QUESTION.- Etes-vous favorable à l'élargissement un jour de l'OTAN aux pays de l'Est et à quelles conditions ?
- LE PRESIDENT.- J'ai lu une dépêche un peu étrange à ce sujet qui me paraît avoir confondu deux débats très différents l'un de l'autre.
- Il y a eu le débat sur l'élargissement de la Communauté européenne. J'ai fait valoir dès le point de départ que si cet élargissement était souhaitable à l'égard de toute démocratie en Europe, il n'était pas en tout cas d'actualité dans la mesure où la Communauté est une organisation très contraignante pour ceux qui la composent. Il y a des obligations multiples, des renoncements de souveraineté, des contributions financières, des règles de préférence.
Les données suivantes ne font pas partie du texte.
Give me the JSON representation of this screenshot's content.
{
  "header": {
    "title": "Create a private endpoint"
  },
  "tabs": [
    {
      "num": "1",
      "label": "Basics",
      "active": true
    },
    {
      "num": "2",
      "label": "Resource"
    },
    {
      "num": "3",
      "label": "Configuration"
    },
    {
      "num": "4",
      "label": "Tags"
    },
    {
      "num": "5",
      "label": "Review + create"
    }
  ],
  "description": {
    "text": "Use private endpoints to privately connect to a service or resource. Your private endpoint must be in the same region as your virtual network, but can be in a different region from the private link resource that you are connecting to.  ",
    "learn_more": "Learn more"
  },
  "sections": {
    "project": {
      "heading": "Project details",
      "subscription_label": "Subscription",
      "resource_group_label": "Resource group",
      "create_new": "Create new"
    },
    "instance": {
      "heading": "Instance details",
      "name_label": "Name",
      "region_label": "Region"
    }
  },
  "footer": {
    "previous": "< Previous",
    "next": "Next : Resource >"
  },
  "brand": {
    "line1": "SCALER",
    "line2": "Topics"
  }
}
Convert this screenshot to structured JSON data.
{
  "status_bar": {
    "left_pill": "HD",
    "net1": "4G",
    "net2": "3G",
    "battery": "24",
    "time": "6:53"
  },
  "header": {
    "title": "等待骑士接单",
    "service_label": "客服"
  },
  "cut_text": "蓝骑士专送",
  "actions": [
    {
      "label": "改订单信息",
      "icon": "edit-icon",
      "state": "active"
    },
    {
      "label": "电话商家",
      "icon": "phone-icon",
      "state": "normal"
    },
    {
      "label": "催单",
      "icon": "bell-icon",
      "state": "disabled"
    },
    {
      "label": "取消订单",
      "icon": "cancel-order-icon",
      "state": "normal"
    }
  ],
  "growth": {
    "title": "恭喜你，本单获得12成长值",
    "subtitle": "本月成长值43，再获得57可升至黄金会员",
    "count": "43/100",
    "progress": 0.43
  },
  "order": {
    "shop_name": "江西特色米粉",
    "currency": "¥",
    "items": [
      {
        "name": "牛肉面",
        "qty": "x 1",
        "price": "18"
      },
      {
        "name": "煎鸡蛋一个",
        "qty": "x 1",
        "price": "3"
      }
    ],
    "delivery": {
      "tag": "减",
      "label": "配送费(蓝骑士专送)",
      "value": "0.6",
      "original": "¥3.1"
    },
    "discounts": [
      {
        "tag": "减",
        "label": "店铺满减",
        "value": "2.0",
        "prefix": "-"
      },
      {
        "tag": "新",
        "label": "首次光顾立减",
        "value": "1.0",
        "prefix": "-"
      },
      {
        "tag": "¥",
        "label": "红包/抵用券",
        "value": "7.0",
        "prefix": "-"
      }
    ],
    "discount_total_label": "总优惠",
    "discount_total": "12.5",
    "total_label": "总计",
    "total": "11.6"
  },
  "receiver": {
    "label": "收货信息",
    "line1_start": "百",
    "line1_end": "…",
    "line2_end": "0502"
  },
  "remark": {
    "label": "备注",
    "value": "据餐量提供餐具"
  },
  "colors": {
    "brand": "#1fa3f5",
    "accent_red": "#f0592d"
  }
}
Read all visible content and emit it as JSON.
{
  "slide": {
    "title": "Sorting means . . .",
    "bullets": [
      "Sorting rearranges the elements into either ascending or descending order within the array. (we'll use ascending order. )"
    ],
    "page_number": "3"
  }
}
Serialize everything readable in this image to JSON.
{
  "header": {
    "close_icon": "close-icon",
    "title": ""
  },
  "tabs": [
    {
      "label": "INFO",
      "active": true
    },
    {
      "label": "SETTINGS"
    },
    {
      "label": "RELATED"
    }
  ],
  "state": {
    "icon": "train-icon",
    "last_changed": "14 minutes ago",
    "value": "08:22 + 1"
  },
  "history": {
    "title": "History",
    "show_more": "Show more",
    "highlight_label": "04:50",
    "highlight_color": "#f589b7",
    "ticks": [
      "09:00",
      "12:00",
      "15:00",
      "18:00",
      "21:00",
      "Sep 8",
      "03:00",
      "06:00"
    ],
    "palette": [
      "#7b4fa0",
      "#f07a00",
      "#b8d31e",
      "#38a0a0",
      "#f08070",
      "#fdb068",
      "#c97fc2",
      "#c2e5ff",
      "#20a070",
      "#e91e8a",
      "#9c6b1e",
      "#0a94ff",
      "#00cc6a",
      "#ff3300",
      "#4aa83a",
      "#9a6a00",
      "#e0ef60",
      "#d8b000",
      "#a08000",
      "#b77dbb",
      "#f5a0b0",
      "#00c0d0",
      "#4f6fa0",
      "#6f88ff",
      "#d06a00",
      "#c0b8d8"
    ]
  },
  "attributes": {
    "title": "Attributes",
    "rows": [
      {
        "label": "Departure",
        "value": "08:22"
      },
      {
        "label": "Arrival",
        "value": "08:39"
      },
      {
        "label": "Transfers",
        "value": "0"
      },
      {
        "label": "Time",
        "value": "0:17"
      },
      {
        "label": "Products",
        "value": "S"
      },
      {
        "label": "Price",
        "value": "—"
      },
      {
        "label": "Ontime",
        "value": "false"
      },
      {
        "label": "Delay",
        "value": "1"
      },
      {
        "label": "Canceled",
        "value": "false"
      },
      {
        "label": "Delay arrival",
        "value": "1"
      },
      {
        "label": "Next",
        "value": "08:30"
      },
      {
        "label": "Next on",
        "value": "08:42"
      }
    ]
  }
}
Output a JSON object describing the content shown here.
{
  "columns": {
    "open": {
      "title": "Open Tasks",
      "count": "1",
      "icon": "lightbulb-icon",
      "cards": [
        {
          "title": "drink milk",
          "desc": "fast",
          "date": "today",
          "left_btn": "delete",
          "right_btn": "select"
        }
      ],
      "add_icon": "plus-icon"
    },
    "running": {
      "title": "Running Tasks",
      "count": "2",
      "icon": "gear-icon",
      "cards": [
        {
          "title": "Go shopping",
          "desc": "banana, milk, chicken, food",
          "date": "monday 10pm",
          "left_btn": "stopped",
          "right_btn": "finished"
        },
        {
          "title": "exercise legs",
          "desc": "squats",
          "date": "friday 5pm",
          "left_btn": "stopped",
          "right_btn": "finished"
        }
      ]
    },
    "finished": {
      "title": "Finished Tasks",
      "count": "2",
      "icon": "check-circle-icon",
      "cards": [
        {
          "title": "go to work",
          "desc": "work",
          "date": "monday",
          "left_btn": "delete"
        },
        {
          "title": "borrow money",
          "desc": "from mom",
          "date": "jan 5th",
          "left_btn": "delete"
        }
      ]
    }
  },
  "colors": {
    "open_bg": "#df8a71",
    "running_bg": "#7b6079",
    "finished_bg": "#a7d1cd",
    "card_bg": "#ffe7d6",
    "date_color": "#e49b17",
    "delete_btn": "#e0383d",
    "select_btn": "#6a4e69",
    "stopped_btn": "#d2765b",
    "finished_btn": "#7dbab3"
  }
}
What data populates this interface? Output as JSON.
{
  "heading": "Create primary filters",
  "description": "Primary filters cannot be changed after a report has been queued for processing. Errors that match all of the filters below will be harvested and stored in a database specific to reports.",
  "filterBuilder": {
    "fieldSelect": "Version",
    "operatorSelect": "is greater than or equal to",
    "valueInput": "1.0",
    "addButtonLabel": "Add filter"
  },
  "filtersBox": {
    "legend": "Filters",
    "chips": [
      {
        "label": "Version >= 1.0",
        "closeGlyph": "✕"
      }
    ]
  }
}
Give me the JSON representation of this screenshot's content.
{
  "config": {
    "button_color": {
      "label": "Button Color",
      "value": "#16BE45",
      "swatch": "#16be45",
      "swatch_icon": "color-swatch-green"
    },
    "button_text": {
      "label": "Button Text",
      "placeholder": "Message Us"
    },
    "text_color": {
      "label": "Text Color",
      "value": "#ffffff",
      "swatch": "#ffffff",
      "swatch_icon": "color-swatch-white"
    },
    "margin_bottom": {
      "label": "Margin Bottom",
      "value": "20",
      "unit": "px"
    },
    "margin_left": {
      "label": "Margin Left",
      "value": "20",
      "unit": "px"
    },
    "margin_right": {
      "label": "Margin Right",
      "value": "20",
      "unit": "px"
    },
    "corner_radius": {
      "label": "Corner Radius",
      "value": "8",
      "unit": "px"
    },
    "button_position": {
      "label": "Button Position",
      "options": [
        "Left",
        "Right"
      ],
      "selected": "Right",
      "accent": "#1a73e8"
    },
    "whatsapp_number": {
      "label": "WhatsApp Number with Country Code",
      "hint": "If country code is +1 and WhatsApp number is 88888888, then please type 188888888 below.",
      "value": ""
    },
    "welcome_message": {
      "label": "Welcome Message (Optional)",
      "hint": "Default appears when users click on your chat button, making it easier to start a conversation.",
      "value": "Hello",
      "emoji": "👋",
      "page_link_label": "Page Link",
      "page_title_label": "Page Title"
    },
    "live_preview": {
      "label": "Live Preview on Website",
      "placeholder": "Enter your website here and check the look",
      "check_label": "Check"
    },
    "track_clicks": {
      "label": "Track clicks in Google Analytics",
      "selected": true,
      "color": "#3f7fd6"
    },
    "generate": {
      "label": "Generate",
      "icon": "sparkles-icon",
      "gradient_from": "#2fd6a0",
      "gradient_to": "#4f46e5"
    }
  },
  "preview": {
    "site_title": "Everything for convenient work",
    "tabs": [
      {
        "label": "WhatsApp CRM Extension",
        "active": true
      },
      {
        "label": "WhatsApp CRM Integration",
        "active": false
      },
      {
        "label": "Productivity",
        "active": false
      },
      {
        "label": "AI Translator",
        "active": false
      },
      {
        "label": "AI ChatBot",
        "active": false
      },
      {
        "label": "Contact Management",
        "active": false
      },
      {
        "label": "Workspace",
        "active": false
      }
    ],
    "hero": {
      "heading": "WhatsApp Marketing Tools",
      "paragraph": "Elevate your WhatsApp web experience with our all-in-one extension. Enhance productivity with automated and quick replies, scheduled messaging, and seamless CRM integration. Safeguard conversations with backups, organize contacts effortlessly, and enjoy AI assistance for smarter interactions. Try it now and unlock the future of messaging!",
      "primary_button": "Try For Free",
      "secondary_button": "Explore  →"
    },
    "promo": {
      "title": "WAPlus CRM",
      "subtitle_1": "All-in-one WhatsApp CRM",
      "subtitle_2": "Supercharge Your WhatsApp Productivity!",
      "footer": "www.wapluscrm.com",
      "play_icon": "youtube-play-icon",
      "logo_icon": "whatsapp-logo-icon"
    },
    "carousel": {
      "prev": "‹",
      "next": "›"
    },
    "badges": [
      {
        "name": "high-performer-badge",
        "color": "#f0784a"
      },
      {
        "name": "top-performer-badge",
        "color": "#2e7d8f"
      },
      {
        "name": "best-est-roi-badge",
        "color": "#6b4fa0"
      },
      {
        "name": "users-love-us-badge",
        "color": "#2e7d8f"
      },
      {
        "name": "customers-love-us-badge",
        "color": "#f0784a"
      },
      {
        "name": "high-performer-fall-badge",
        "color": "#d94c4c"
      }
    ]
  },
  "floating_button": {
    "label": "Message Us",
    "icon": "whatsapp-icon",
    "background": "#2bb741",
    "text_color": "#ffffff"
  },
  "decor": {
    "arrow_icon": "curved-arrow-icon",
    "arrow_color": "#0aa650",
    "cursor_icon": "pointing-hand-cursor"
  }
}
On va en plus vers une union politique et vers une union économique et monétaire. Les conditions à remplir par les candidats à la Communauté sont difficiles, exigeantes, il faudra du temps pour que les uns et les autres puissent y répondre. Quand j'ai dit cela, cela a valu au départ un certain nombre de réactions assez vives. Aujourd'hui il semble bien que tout le monde l'admet. Mais j'ai toujours été favorable aux traités et aux accords d'association, je serai tout à fait favorable à des réunions communes avec les pays en question, à des conférences communes, qu'ils soient associés à bien des délibérations politiques.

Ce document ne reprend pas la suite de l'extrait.